Der OFC hatte in den ersten 45 Minuten den Eindruck erweckt, als sei die Krise überwunden. Nach der glücklichen Führung durch ein Eigentor von Glasner (3.), demonstrierten die Gäste mit einem herrlich herausgespielten 2:0 durch Stefan Zinnow ihre Offensivqualitäten. 2:0-Führung, Gegner unter Kontrolle – das müsste reichen. Wenn da nicht die Halbzeitpause wäre.
Da müssen sich beim OFC mysteriöse Dinge abspielen. Zum dritten Mal hintereinander hat der OFC nach der Pause eine Führung verspielt. 2:1 gegen Sandhausen – Endergebnis 3:3. 1:0 gegen Bayern München, am Ende 1:2. 2:0 gegen Aus, Endergebnis 2:4. Torverhältnis dieser Spiele vor der Pause: 5:1. Nach der Pause: 1:8. Geht dem OFC die Luft aus? „Nein, an der Kondition liegt es nicht“, widerspricht Menze. „Wir scheißen uns nach der Pause in die Hose“, sieht Alexander Huber mehr ein Problem mit der Einstellung und Konzentration.

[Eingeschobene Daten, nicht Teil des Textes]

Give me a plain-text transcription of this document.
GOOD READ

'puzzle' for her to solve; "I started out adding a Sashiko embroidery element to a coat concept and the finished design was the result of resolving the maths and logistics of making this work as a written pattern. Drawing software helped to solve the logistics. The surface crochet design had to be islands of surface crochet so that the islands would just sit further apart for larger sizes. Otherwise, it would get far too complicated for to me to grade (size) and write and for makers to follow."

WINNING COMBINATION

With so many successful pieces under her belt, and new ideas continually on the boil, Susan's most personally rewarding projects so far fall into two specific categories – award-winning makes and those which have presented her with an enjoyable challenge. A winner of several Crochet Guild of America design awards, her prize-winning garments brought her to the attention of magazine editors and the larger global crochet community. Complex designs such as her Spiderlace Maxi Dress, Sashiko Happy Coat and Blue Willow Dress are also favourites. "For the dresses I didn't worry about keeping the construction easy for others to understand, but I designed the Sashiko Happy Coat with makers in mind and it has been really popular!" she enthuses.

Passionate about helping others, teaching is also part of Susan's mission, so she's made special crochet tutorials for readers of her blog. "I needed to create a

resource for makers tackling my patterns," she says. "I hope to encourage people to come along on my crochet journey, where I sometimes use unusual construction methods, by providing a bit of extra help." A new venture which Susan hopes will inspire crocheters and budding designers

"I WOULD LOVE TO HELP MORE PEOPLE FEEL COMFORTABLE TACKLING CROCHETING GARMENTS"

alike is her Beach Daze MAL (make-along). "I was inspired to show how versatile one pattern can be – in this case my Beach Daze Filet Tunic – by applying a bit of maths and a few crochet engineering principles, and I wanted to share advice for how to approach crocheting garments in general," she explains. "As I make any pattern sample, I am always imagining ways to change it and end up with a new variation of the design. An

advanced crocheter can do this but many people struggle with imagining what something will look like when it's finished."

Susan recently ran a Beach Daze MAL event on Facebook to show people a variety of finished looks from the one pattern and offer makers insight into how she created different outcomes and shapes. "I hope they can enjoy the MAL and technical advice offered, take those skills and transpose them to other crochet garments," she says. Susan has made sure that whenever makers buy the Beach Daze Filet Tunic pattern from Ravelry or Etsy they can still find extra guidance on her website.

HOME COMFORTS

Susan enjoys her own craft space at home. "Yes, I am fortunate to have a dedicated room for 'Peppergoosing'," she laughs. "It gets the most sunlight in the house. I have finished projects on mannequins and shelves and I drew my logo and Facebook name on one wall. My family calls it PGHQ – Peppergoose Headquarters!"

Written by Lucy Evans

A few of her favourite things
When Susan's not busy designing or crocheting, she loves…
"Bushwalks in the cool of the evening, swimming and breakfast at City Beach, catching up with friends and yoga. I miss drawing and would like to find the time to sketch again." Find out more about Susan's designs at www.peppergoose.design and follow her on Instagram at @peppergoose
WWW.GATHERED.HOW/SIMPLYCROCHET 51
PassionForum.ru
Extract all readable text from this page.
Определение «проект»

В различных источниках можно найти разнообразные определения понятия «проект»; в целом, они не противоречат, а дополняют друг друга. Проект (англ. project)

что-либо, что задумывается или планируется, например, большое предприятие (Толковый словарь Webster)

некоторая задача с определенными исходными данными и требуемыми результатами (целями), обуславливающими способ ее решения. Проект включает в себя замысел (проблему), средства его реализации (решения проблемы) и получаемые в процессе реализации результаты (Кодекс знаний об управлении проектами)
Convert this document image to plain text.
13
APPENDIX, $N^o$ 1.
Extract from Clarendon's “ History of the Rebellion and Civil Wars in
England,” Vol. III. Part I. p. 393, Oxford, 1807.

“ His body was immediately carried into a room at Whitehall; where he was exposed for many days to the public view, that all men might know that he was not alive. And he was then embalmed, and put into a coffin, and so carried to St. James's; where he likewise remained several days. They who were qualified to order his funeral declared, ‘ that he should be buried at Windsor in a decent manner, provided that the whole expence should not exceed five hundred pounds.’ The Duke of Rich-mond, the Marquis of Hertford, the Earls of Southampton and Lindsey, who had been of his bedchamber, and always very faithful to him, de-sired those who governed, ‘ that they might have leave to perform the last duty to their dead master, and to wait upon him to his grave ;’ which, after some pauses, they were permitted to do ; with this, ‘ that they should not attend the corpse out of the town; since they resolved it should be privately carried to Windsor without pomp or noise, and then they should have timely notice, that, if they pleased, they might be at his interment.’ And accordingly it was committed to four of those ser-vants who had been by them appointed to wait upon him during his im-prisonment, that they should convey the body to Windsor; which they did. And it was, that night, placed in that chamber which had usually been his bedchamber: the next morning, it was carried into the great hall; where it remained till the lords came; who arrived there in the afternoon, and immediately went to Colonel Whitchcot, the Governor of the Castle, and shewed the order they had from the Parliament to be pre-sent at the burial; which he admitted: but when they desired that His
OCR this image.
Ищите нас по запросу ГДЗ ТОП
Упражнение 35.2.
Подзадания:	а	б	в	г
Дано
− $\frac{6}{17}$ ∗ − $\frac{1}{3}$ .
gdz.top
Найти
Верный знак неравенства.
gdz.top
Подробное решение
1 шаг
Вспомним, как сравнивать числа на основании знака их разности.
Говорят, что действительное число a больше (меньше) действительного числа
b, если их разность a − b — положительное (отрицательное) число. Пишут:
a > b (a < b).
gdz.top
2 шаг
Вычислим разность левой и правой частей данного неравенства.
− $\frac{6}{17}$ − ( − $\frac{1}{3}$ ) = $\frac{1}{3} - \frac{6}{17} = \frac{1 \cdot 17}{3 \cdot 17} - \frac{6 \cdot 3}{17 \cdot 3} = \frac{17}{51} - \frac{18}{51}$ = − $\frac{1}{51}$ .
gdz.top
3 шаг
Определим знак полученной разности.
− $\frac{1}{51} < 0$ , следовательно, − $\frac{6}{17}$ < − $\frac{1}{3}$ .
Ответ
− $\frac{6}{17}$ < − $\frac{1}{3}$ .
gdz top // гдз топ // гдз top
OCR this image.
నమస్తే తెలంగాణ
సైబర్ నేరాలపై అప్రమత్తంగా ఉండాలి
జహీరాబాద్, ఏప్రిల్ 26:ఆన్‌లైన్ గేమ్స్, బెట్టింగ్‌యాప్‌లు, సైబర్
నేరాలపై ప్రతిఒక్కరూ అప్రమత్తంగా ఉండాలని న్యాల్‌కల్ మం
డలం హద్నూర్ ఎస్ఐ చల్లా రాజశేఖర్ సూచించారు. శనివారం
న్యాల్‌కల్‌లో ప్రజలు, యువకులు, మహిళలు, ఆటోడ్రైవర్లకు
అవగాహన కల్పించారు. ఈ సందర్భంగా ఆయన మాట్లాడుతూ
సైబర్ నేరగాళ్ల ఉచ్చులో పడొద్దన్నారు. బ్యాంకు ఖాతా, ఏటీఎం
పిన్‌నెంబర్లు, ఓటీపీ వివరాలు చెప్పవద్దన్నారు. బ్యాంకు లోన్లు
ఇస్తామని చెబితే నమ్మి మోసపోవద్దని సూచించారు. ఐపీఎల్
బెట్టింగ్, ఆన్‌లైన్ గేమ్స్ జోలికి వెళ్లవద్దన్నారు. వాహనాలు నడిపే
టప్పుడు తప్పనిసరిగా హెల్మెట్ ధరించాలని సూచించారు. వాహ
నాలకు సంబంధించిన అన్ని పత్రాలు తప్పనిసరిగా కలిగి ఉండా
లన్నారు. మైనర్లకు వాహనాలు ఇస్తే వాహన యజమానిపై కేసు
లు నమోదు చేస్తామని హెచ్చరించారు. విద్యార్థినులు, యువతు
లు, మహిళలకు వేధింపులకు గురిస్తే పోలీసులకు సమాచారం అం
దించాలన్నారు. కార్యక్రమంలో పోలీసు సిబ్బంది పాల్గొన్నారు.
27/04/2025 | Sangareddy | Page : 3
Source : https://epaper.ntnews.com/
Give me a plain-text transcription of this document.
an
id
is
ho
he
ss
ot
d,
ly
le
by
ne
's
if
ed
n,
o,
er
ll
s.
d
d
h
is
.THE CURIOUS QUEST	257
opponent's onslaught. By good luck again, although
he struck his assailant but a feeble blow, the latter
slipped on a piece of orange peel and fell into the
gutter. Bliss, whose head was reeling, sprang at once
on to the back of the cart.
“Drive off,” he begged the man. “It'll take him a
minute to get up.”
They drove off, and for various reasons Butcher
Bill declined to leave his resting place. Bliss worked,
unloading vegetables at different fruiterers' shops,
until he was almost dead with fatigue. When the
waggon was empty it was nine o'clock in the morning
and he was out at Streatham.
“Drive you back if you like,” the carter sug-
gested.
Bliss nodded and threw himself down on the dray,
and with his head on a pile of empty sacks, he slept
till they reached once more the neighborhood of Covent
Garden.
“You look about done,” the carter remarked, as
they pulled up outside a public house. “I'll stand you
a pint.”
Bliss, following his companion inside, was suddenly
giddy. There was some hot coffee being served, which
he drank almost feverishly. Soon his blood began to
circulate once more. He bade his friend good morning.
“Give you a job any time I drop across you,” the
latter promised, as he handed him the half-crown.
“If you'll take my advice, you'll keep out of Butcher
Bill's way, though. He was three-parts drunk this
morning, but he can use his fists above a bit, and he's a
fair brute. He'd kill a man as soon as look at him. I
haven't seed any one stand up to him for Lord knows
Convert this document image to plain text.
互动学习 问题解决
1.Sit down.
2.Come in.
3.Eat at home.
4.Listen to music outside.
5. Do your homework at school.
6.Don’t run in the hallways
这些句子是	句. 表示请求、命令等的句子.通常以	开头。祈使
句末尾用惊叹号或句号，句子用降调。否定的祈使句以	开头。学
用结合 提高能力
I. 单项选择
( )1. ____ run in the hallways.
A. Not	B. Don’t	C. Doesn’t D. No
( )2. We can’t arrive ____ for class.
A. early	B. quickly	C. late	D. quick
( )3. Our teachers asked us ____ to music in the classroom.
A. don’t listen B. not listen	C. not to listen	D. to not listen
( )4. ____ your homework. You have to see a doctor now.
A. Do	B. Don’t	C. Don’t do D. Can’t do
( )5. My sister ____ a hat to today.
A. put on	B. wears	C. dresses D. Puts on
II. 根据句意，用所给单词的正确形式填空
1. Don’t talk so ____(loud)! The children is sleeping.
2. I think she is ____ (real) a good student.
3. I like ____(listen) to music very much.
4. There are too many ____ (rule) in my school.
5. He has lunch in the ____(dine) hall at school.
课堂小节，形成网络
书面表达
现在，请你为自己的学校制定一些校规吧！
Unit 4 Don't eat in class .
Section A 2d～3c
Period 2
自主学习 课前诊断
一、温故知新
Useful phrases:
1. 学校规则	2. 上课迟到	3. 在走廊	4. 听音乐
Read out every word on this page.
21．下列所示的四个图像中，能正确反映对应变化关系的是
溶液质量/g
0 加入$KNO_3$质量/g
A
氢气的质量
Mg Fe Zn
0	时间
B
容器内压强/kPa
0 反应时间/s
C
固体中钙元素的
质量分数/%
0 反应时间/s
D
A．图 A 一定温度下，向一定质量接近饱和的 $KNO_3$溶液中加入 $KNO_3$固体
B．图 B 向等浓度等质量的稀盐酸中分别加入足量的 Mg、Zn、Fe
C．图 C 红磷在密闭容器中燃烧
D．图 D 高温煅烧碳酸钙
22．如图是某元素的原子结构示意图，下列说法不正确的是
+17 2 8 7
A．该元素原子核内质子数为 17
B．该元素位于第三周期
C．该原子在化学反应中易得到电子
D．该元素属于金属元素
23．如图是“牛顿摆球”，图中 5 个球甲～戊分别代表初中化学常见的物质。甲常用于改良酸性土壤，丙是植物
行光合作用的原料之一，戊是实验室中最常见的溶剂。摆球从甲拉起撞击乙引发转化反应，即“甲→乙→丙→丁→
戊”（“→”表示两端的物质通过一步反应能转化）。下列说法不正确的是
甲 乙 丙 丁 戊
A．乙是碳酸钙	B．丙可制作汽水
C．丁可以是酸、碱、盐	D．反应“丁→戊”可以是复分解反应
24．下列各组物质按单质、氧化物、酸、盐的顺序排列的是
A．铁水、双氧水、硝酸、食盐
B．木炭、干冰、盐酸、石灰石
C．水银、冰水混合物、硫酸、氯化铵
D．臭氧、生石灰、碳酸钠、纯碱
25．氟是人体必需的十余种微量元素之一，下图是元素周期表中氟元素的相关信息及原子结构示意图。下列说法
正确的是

Auffallend ist, dass die Mannschaft seit dem Sprung auf Platz eins schwächelt. Gleichzeitig begannen Diskussionen um den Aufstieg, Zukunftsplanungen und die ersten Vertragsgespräche mit ausgewählten Spielern. „Die ganze Zukunftsrederei geht mir auf den Keks. Alle sollen sich auf das hier und heute konzentrieren“, deutet Menze an, dass die Konzentration gelitten haben könnte.
In der Halbzeitpause hatte der Trainer noch eindringlich davor gewarnt, sich nicht auskontern zu lassen. Und was passiert? Schon nach zwei Minuten kassieren die Offenbacher nach einem eigenen Eckball (!) einen Konter und lassen einen Auer ab der Mittellinie frei aufs Tor zurennen – 1:2. Ab diesem Zeitpunkt war jegliche Moral und Ordnung dahin. „Unfassbar“, grollte Torwart Wulnikowski mit der Nachlässigkeit seiner Vorderleute, die auch bei den Toren Nummer drei (Hysky) und vier (Pospischil) patzten und Glück hatten, dass Braham einen Elfmeter (Kopilas an Braham) nur an die Latte schoss. Es gab zwar noch zwei klare Chancen durch David Ulm, doch dass ein Freistoß beim Stand von 3:2 am Pfosten landete, passte ins Bild der zweiten Halbzeit.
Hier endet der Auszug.